4. Kernel Visualization

It has been reported by Krizhevsky et al. that some kernels become orientation-selective or color-selective kernels. Visualize some kernel weights to see evidence of this.

current_graph = tf.compat.v1.get_default_graph()
all_names = [op.name for op in current_graph.get_operations()]

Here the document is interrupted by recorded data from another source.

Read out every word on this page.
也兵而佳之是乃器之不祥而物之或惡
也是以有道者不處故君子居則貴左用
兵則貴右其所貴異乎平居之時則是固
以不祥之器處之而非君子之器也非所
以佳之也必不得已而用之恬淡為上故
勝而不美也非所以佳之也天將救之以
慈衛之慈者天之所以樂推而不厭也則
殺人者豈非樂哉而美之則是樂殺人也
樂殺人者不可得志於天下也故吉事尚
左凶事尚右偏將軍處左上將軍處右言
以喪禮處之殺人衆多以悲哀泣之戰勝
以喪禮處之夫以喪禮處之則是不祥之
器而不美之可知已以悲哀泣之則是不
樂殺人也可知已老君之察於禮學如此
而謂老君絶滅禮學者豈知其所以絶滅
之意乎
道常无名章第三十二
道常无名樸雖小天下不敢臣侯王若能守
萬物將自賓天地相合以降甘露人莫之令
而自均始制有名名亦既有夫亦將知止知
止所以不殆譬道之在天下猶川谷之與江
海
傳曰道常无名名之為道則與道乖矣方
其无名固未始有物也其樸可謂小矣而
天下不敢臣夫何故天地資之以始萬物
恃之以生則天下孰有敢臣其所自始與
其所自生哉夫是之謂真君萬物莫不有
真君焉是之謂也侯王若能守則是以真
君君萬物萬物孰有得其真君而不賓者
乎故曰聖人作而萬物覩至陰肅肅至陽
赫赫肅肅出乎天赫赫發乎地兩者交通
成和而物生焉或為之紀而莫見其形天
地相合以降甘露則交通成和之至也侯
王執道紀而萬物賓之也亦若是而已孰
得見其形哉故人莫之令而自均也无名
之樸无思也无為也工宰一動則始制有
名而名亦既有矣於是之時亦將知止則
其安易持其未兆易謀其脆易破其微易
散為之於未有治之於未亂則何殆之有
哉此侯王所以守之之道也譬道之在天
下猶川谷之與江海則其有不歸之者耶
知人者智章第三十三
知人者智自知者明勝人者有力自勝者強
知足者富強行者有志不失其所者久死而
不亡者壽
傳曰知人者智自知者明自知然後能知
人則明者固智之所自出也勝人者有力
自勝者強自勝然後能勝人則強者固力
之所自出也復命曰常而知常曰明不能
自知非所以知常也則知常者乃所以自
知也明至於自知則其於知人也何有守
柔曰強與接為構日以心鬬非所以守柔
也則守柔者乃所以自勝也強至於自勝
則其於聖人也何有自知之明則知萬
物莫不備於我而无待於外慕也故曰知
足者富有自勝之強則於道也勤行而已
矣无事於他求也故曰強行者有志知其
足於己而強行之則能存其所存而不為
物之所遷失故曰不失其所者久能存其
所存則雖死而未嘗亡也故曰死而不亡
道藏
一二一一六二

kernels1 = [var for var in tf.compat.v1.trainable_variables('conv1') if var.name == 'conv1/kernel:0'][0]
run_kernels1 = sess.run(kernels1)
run_kernels1 = np.transpose(run_kernels1, (3, 0, 1, 2))
run_kernels1 = (run_kernels1 - np.min(run_kernels1)) / (np.max(run_kernels1) - np.min(run_kernels1))
kernels_select1 = [run_kernels1[i] for i in range(len(run_kernels1)) if i in [0, 4, 7, 13, 14, 34, 35, 44]]
plot_portraits(run_kernels1, 7, 7, 1, 8)

png

References

  1. A. Krizhevsky, I. Sutskever, and G. E. Hinton, “Imagenet classification with deep convolutional neural networks,” in Advances in neural information processing systems, pp. 1097-1105, 2012.
  2. Krizhevsky, Alex, and Geoffrey Hinton. “Learning multiple layers of features from tiny images.” (2009): 7.